For hydrogen to play a meaningful role in clean, flexible energy systems, progress needs to be made to store energy in large quantities for long periods and to move it over very long distances. As such, delivery infrastructure choices and costs are important. It appears that progress is being made on multiple fronts to address this vital issue. The progression of fuel cell for conversion of hydrogen into electricity, making it a better substitute to the internal combustion engine or battery, is a critical issue. Progress both in basic science, patent filing, and commercial offering of fuel cells is being observed. Such progress has been encouraging major auto makers to unveil their plans of a hydrogen version of their popular models. For example, in July 2019, German auto maker BMW reported that it would put a toe-in-the-water by releasing hydrogen-powered X5 in the market in the "early '20s" before a full series production of fuel-cell goes on sale in 2025.

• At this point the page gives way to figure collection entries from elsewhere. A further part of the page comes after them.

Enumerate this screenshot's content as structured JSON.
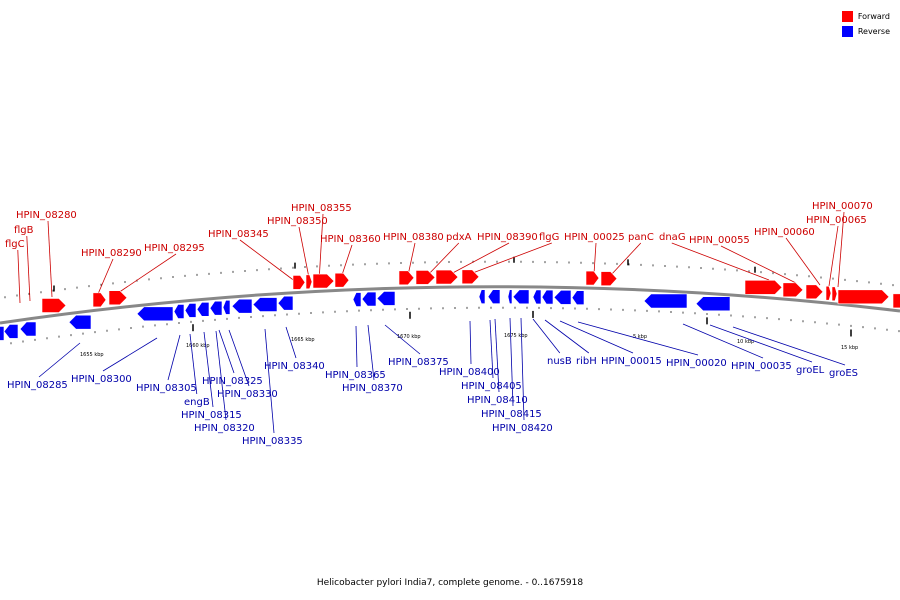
{
  "legend": [
    {
      "label": "Forward",
      "color": "#ff0000"
    },
    {
      "label": "Reverse",
      "color": "#0000ff"
    }
  ],
  "caption": "Helicobacter pylori India7, complete genome. - 0..1675918",
  "colors": {
    "forward": "#ff0000",
    "reverse": "#0000ff",
    "backbone": "#888888",
    "forward_label": "#cc0000",
    "reverse_label": "#0000aa",
    "ticks": "#000000"
  },
  "scale_labels": [
    "1655 kbp",
    "1660 kbp",
    "1665 kbp",
    "1670 kbp",
    "1675 kbp",
    "5 kbp",
    "10 kbp",
    "15 kbp"
  ],
  "forward_labels": [
    "flgC",
    "flgB",
    "HPIN_08280",
    "HPIN_08290",
    "HPIN_08295",
    "HPIN_08345",
    "HPIN_08350",
    "HPIN_08355",
    "HPIN_08360",
    "HPIN_08380",
    "pdxA",
    "HPIN_08390",
    "flgG",
    "HPIN_00025",
    "panC",
    "dnaG",
    "HPIN_00055",
    "HPIN_00060",
    "HPIN_00065",
    "HPIN_00070"
  ],
  "reverse_labels": [
    "HPIN_08285",
    "HPIN_08300",
    "HPIN_08305",
    "engB",
    "HPIN_08315",
    "HPIN_08320",
    "HPIN_08325",
    "HPIN_08330",
    "HPIN_08335",
    "HPIN_08340",
    "HPIN_08365",
    "HPIN_08370",
    "HPIN_08375",
    "HPIN_08400",
    "HPIN_08405",
    "HPIN_08410",
    "HPIN_08415",
    "HPIN_08420",
    "nusB",
    "ribH",
    "HPIN_00015",
    "HPIN_00020",
    "HPIN_00035",
    "groEL",
    "groES"
  ]
}
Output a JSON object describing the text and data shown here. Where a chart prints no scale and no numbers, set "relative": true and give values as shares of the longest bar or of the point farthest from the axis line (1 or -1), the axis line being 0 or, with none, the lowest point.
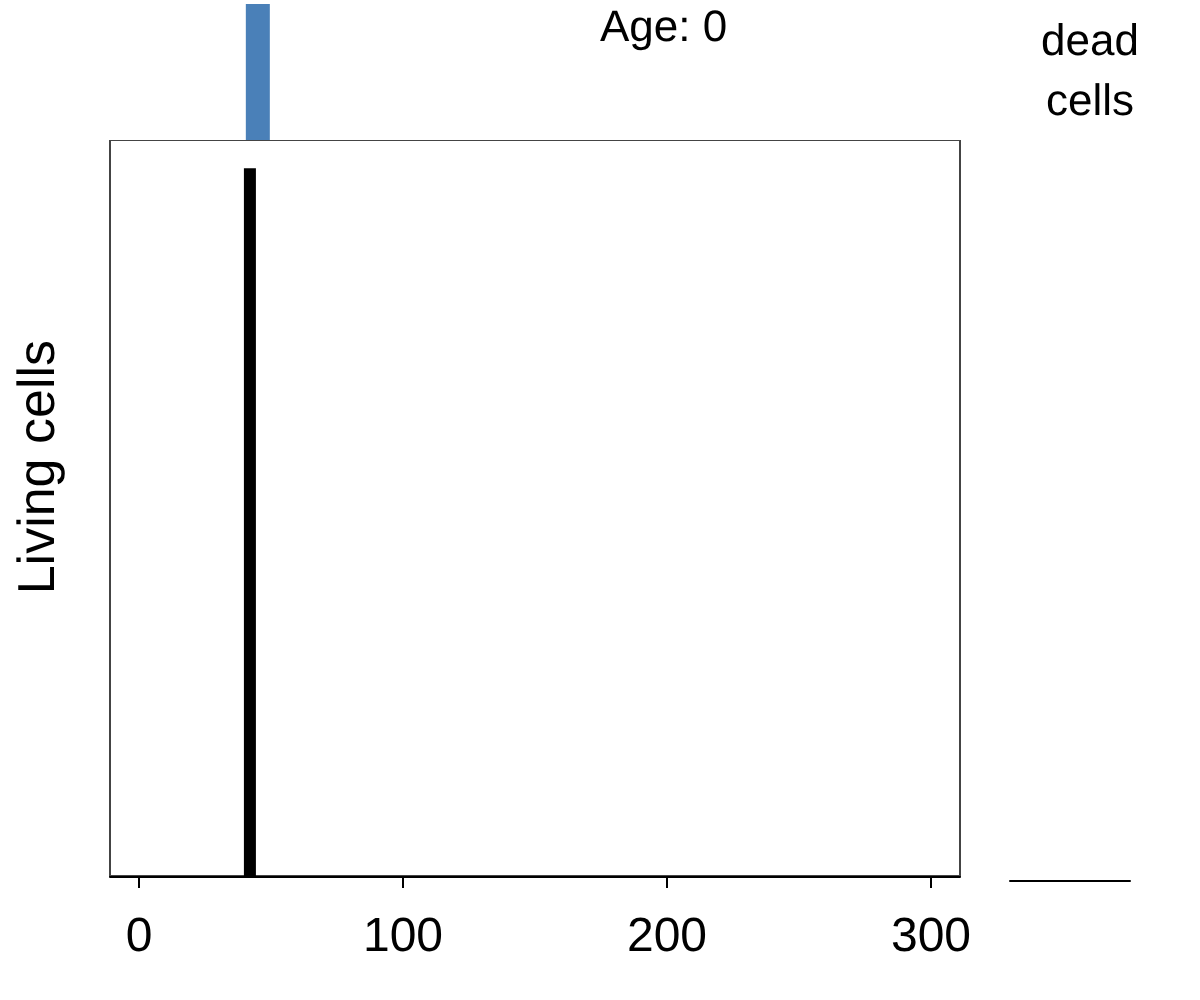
{
  "chart_data": [
    {
      "type": "bar",
      "relative": true,
      "x": [
        45
      ],
      "values": [
        1
      ],
      "color": "#4a80b8",
      "xlim": [
        -11,
        311
      ],
      "tick_labels": false,
      "annotations": [
        "Age: 0"
      ]
    },
    {
      "type": "bar",
      "relative": true,
      "x": [
        42
      ],
      "values": [
        1
      ],
      "color": "#000000",
      "xlim": [
        -11,
        311
      ],
      "xticks": [
        0,
        100,
        200,
        300
      ],
      "ylabel": "Living cells",
      "tick_labels": "x",
      "grid": false
    },
    {
      "type": "other",
      "title": "dead cells",
      "categories": [
        null
      ]
    }
  ]
}
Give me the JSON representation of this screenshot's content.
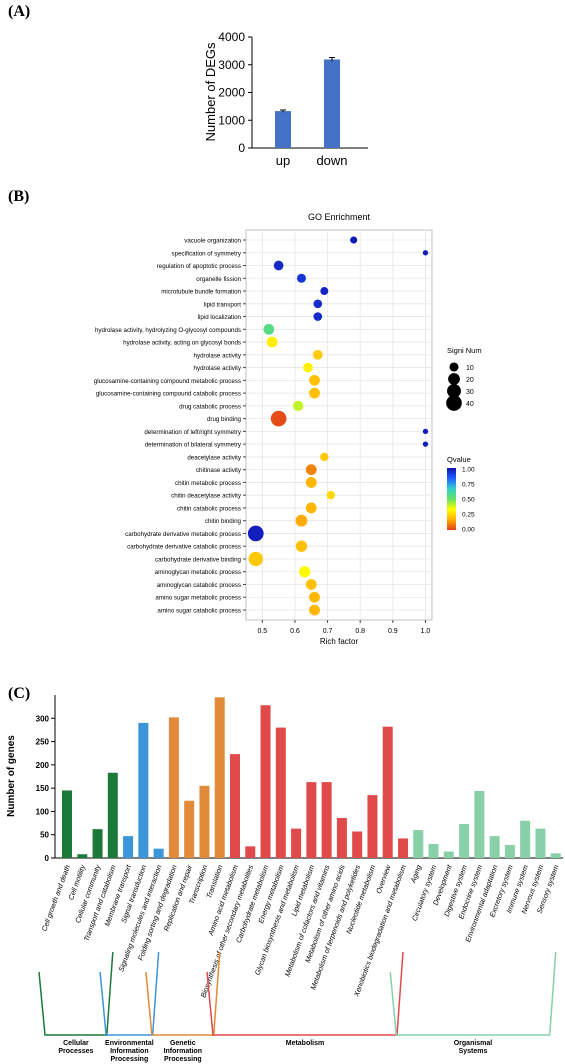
{
  "panels": {
    "a": "(A)",
    "b": "(B)",
    "c": "(C)"
  },
  "colors": {
    "bar_a": "#4472c4",
    "grid_b": "#e6e6e6",
    "qvalue_scale": [
      "#e0401a",
      "#ffb000",
      "#ffff00",
      "#66e066",
      "#33d0cc",
      "#2060ff",
      "#1010b0"
    ],
    "groups": {
      "cellular": "#1b7a3a",
      "environmental": "#3a96d8",
      "genetic": "#e08a3a",
      "metabolism": "#e04a4a",
      "organismal": "#88d0a8"
    }
  },
  "chart_data": [
    {
      "id": "A",
      "type": "bar",
      "categories": [
        "up",
        "down"
      ],
      "values": [
        1330,
        3190
      ],
      "errors": [
        40,
        70
      ],
      "title": "",
      "xlabel": "",
      "ylabel": "Number of DEGs",
      "ylim": [
        0,
        4000
      ],
      "yticks": [
        "0",
        "1000",
        "2000",
        "3000",
        "4000"
      ]
    },
    {
      "id": "B",
      "type": "scatter",
      "title": "GO Enrichment",
      "xlabel": "Rich factor",
      "xlim": [
        0.45,
        1.02
      ],
      "xticks": [
        "0.5",
        "0.6",
        "0.7",
        "0.8",
        "0.9",
        "1.0"
      ],
      "grid": true,
      "legend": {
        "size_title": "Signi Num",
        "size_labels": [
          "10",
          "20",
          "30",
          "40"
        ],
        "color_title": "Qvalue",
        "color_labels": [
          "1.00",
          "0.75",
          "0.50",
          "0.25",
          "0.00"
        ],
        "placement": "right"
      },
      "points": [
        {
          "term": "vacuole organization",
          "x": 0.78,
          "size": 5,
          "q": 0.98
        },
        {
          "term": "specification of symmetry",
          "x": 1.0,
          "size": 2,
          "q": 0.97
        },
        {
          "term": "regulation of apoptotic process",
          "x": 0.55,
          "size": 12,
          "q": 0.95
        },
        {
          "term": "organelle fission",
          "x": 0.62,
          "size": 10,
          "q": 0.92
        },
        {
          "term": "microtubule bundle formation",
          "x": 0.69,
          "size": 7,
          "q": 0.96
        },
        {
          "term": "lipid transport",
          "x": 0.67,
          "size": 9,
          "q": 0.94
        },
        {
          "term": "lipid localization",
          "x": 0.67,
          "size": 9,
          "q": 0.94
        },
        {
          "term": "hydrolase activity, hydrolyzing O-glycosyl compounds",
          "x": 0.52,
          "size": 16,
          "q": 0.55
        },
        {
          "term": "hydrolase activity, acting on glycosyl bonds",
          "x": 0.53,
          "size": 16,
          "q": 0.3
        },
        {
          "term": "hydrolase activity",
          "x": 0.67,
          "size": 12,
          "q": 0.22
        },
        {
          "term": "hydrolase activity",
          "x": 0.64,
          "size": 12,
          "q": 0.3
        },
        {
          "term": "glucosamine-containing compound metabolic process",
          "x": 0.66,
          "size": 16,
          "q": 0.2
        },
        {
          "term": "glucosamine-containing compound catabolic process",
          "x": 0.66,
          "size": 16,
          "q": 0.2
        },
        {
          "term": "drug catabolic process",
          "x": 0.61,
          "size": 14,
          "q": 0.4
        },
        {
          "term": "drug binding",
          "x": 0.55,
          "size": 40,
          "q": 0.02
        },
        {
          "term": "determination of left/right symmetry",
          "x": 1.0,
          "size": 2,
          "q": 0.97
        },
        {
          "term": "determination of bilateral symmetry",
          "x": 1.0,
          "size": 2,
          "q": 0.97
        },
        {
          "term": "deacetylase activity",
          "x": 0.69,
          "size": 8,
          "q": 0.22
        },
        {
          "term": "chitinase activity",
          "x": 0.65,
          "size": 16,
          "q": 0.1
        },
        {
          "term": "chitin metabolic process",
          "x": 0.65,
          "size": 16,
          "q": 0.18
        },
        {
          "term": "chitin deacetylase activity",
          "x": 0.71,
          "size": 8,
          "q": 0.25
        },
        {
          "term": "chitin catabolic process",
          "x": 0.65,
          "size": 16,
          "q": 0.18
        },
        {
          "term": "chitin binding",
          "x": 0.62,
          "size": 20,
          "q": 0.16
        },
        {
          "term": "carbohydrate derivative metabolic process",
          "x": 0.48,
          "size": 40,
          "q": 0.97
        },
        {
          "term": "carbohydrate derivative catabolic process",
          "x": 0.62,
          "size": 18,
          "q": 0.2
        },
        {
          "term": "carbohydrate derivative binding",
          "x": 0.48,
          "size": 32,
          "q": 0.22
        },
        {
          "term": "aminoglycan metabolic process",
          "x": 0.63,
          "size": 18,
          "q": 0.32
        },
        {
          "term": "aminoglycan catabolic process",
          "x": 0.65,
          "size": 16,
          "q": 0.2
        },
        {
          "term": "amino sugar metabolic process",
          "x": 0.66,
          "size": 16,
          "q": 0.18
        },
        {
          "term": "amino sugar catabolic process",
          "x": 0.66,
          "size": 16,
          "q": 0.18
        }
      ]
    },
    {
      "id": "C",
      "type": "bar",
      "ylabel": "Number of genes",
      "ylim": [
        0,
        350
      ],
      "yticks": [
        "0",
        "50",
        "100",
        "150",
        "200",
        "250",
        "300"
      ],
      "categories": [
        "Cell growth and death",
        "Cell motility",
        "Cellular community",
        "Transport and catabolism",
        "Membrane transport",
        "Signal transduction",
        "Signaling molecules and interaction",
        "Folding sorting and degradation",
        "Replication and repair",
        "Transcription",
        "Translation",
        "Amino acid metabolism",
        "Biosynthesis of other secondary metabolites",
        "Carbohydrate metabolism",
        "Energy metabolism",
        "Glycan biosynthesis and metabolism",
        "Lipid metabolism",
        "Metabolism of cofactors and vitamins",
        "Metabolism of other amino acids",
        "Metabolism of terpenoids and polyketides",
        "Nucleotide metabolism",
        "Overview",
        "Xenobiotics biodegradation and metabolism",
        "Aging",
        "Circulatory system",
        "Development",
        "Digestive system",
        "Endocrine system",
        "Environmental adaptation",
        "Excretory system",
        "Immune system",
        "Nervous system",
        "Sensory system"
      ],
      "values": [
        145,
        8,
        62,
        183,
        47,
        290,
        20,
        302,
        123,
        155,
        345,
        223,
        25,
        328,
        280,
        63,
        163,
        163,
        86,
        57,
        135,
        282,
        42,
        60,
        30,
        14,
        73,
        144,
        47,
        28,
        80,
        63,
        10
      ],
      "groups": [
        {
          "name": "Cellular\nProcesses",
          "key": "cellular",
          "start": 0,
          "end": 3
        },
        {
          "name": "Environmental\nInformation\nProcessing",
          "key": "environmental",
          "start": 4,
          "end": 6
        },
        {
          "name": "Genetic\nInformation\nProcessing",
          "key": "genetic",
          "start": 7,
          "end": 10
        },
        {
          "name": "Metabolism",
          "key": "metabolism",
          "start": 11,
          "end": 22
        },
        {
          "name": "Organismal\nSystems",
          "key": "organismal",
          "start": 23,
          "end": 32
        }
      ]
    }
  ]
}
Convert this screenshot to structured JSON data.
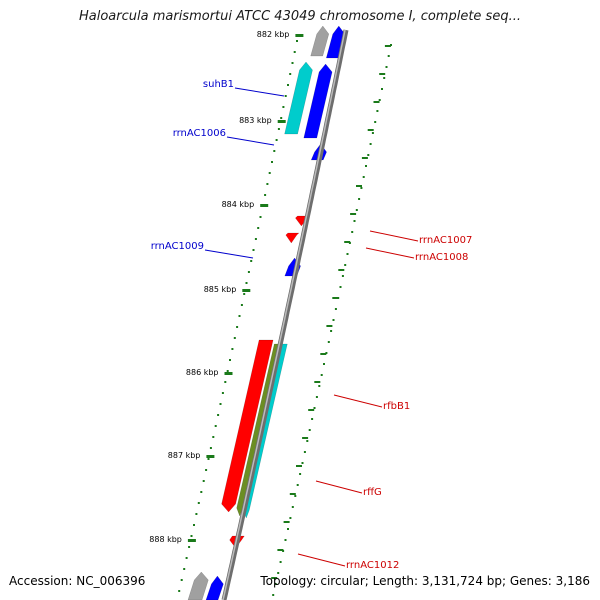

Amid takeoff of battery-powered electric vehicles, the Hydrogen Council, a global initiative of energy, envisages that by 2050, hydrogen may power more than 400 million passenger cars world wide and up to 20 million trucks and 5 million buses. It also expects that the hydrogen technology meeting as high as 18 per cent energy-need by 2050 will produce $2.5 trillion revenue from annual sales from the hydrogen fuel cell, and also create 30 million jobs globally. Although battery is a preferred option to power small electric vehicles like cars, hydrogen fuel cells are already more suitable for heavy-duty transport applications such as trucks, rails, and ships and industrial applications that require both electricity and heat. Despite Tesla CEO Elon Musk's discouraging comment, a 2017 survey of 1,000 global auto executives (reported by CNBC) concluded hydrogen fuel cell technology would ultimately outperform battery-powered electric vehicles.
No technology prospect is free from uncertainty. But Japan's serious commitment to making hydrogen a preferred option to address the climatic issue and turning the hydrogen prospect into a profitable business is worth contemplating. Moreover, the uprising of renewable due to plummeting cost has been a strong complementary development, giving a boost to hydrogen. The unfolding dynamics of hydrogen-potential demand monitoring, analysis, and sharing information on hydrogen energy, so policymakers and industry players are aware of the latest trends and technologies. Governments should develop a strategy, roadmap, and regulatory framework for hydrogen energy development. Piloting hydrogen technologies and business models should also draw attention for scaling up the best outcomes. Moreover, finance for hydrogen energy projects, including production, transportation and distribution infrastructure, as well as market applications, should also get priority. With the given potential, no country should be left behind. For being hydrogen-ready, developing countries should focus on institutional capacities for monitoring progress, analysing trends as well as the development of alternative technologies, and providing guidance on technologies, policies and market design.